Keith Jackson is afraid. He is not convinced by what he has watched so far this season. It’s more than that though. He’s not convinced by anything he’s seen at Ibrox in a while. He has fallen out of love with their board and their judgement. I don’t think he rates Van Bronckhorst that highly. He is furious over last week’s defeat.
Jackson looks at two different things, and in neither arena is he satisfied.
I suspect that there are a few journalists who genuinely don’t believe that their European run last season was as impressive as it’s been made out to be. Jackson is not one of them.
In spite of his misgivings about the direction of the club he really did buy into all the Seville hysteria, and he thought that they were finally ready for the European stage. His casual dismissal of the Belgians as a second rate side is deplorable, and ignorant. But it comes from a belief that the Ibrox club are on the stage where they belong.
Like many of their fans, he is not ready for reality to hit them this hard. He and others are already warning that if Van Bronckhorst loses this tie then his jacket will be on a shoogly nail; that betrays the fear at the heart of their support.
It comes from realising they aren’t as good as they thought they were, and the awful truth of what that means hits home hardest when they look across the city. Because that’s the reality. That’s the dose of truth they are struggling with most of all … that Celtic has emerged from the shadows of the ten in a row collapse stronger than ever before.
It wasn’t supposed to be like this. Automatic Champions League qualification? That was supposed to be theirs for the taking, with our club in shambles. Yet it’s us who rest in the Groups, as Champions, and they who are on the outside looking in … and by ten o’clock tonight might find the door bolted in their faces. There will be consequences over that.
Most notably, they will be financial. That will hand us yet another advantage.
I’ve written about the fixture list, and how its upending will massively benefit us if the Ibrox club is playing tough Sunday games whilst we play on Saturdays … all of this is factored into the thinking of Jackson and others.
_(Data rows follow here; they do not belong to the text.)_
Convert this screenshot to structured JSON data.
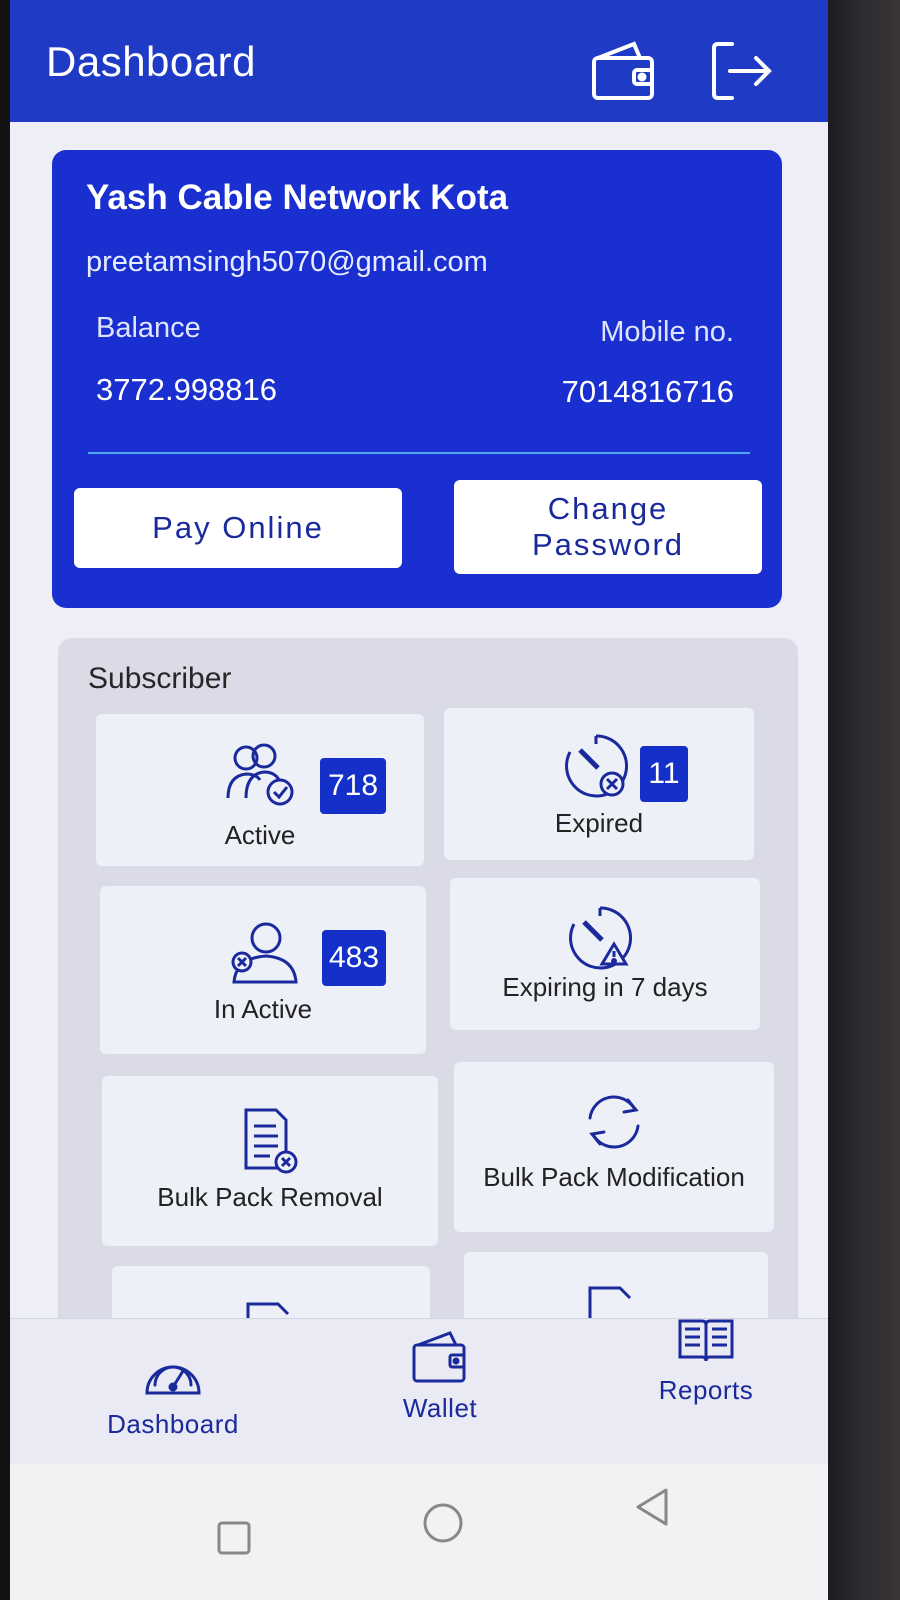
{
  "appbar": {
    "title": "Dashboard",
    "wallet_icon": "wallet-icon",
    "logout_icon": "logout-icon"
  },
  "profile": {
    "company": "Yash Cable Network Kota",
    "email": "preetamsingh5070@gmail.com",
    "balance_label": "Balance",
    "balance_value": "3772.998816",
    "mobile_label": "Mobile no.",
    "mobile_value": "7014816716",
    "pay_online": "Pay Online",
    "change_password": "Change Password"
  },
  "subscriber": {
    "title": "Subscriber",
    "tiles": [
      {
        "label": "Active",
        "count": "718",
        "icon": "users-check-icon"
      },
      {
        "label": "Expired",
        "count": "11",
        "icon": "clock-expired-icon"
      },
      {
        "label": "In Active",
        "count": "483",
        "icon": "user-inactive-icon"
      },
      {
        "label": "Expiring in 7 days",
        "icon": "clock-warning-icon"
      },
      {
        "label": "Bulk Pack Removal",
        "icon": "document-remove-icon"
      },
      {
        "label": "Bulk Pack Modification",
        "icon": "refresh-icon"
      }
    ]
  },
  "nav": {
    "items": [
      {
        "label": "Dashboard",
        "icon": "speedometer-icon"
      },
      {
        "label": "Wallet",
        "icon": "wallet-icon"
      },
      {
        "label": "Reports",
        "icon": "book-icon"
      }
    ]
  },
  "colors": {
    "primary": "#1f3bc6",
    "card": "#1a2fd0",
    "badge": "#1530c9",
    "icon": "#1a2a9c"
  }
}
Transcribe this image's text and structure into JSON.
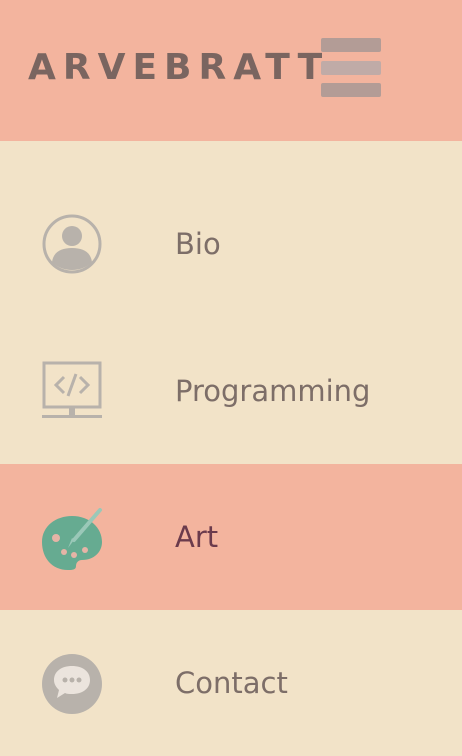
{
  "header": {
    "brand": "ARVEBRATT",
    "menu_icon": "hamburger-menu-icon"
  },
  "menu": {
    "items": [
      {
        "label": "Bio",
        "icon": "user-circle-icon",
        "active": false
      },
      {
        "label": "Programming",
        "icon": "code-monitor-icon",
        "active": false
      },
      {
        "label": "Art",
        "icon": "paint-palette-icon",
        "active": true
      },
      {
        "label": "Contact",
        "icon": "chat-bubble-icon",
        "active": false
      }
    ]
  },
  "colors": {
    "header_bg": "#f3b49e",
    "page_bg": "#f2e3c8",
    "active_bg": "#f3b49e",
    "text": "#7d6e68",
    "active_text": "#6b3b4c",
    "icon_gray": "#b8b2ab",
    "palette_green": "#66ab91"
  }
}
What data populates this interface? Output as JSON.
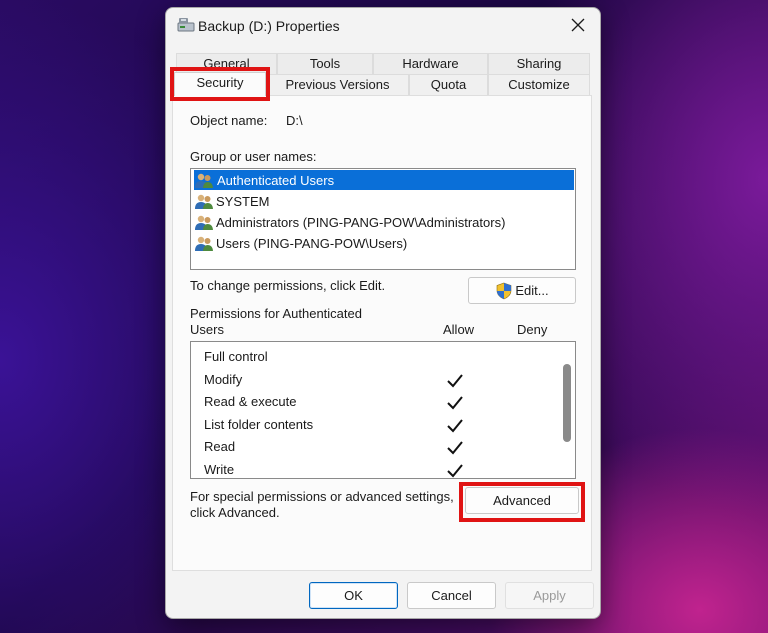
{
  "window": {
    "title": "Backup (D:) Properties"
  },
  "tabs": {
    "row1": [
      {
        "label": "General"
      },
      {
        "label": "Tools"
      },
      {
        "label": "Hardware"
      },
      {
        "label": "Sharing"
      }
    ],
    "row2": [
      {
        "label": "Security"
      },
      {
        "label": "Previous Versions"
      },
      {
        "label": "Quota"
      },
      {
        "label": "Customize"
      }
    ],
    "active": "Security"
  },
  "security": {
    "object_name_label": "Object name:",
    "object_name_value": "D:\\",
    "group_label": "Group or user names:",
    "users": [
      {
        "name": "Authenticated Users",
        "selected": true
      },
      {
        "name": "SYSTEM",
        "selected": false
      },
      {
        "name": "Administrators (PING-PANG-POW\\Administrators)",
        "selected": false
      },
      {
        "name": "Users (PING-PANG-POW\\Users)",
        "selected": false
      }
    ],
    "change_text": "To change permissions, click Edit.",
    "edit_label": "Edit...",
    "perms_label_line1": "Permissions for Authenticated",
    "perms_label_line2": "Users",
    "allow_header": "Allow",
    "deny_header": "Deny",
    "permissions": [
      {
        "name": "Full control",
        "allow": false,
        "deny": false
      },
      {
        "name": "Modify",
        "allow": true,
        "deny": false
      },
      {
        "name": "Read & execute",
        "allow": true,
        "deny": false
      },
      {
        "name": "List folder contents",
        "allow": true,
        "deny": false
      },
      {
        "name": "Read",
        "allow": true,
        "deny": false
      },
      {
        "name": "Write",
        "allow": true,
        "deny": false
      }
    ],
    "special_text_line1": "For special permissions or advanced settings,",
    "special_text_line2": "click Advanced.",
    "advanced_label": "Advanced"
  },
  "footer": {
    "ok_label": "OK",
    "cancel_label": "Cancel",
    "apply_label": "Apply"
  },
  "colors": {
    "highlight": "#e01414",
    "selection": "#0a6fd8",
    "accent": "#0067c0"
  }
}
One year of watching us take those Champions League riches is bad enough … if they have to watch us secure automatic qualification two years on the bounce they know that we might push so far ahead of them that equity confetti wont’ close the gap.
And that’s why he’s angry.
That’s why this game tonight takes place amidst a swirling vortex of pressure.
Can they stand up to it?
Jackson hopes so, even as he turns up the dial on it.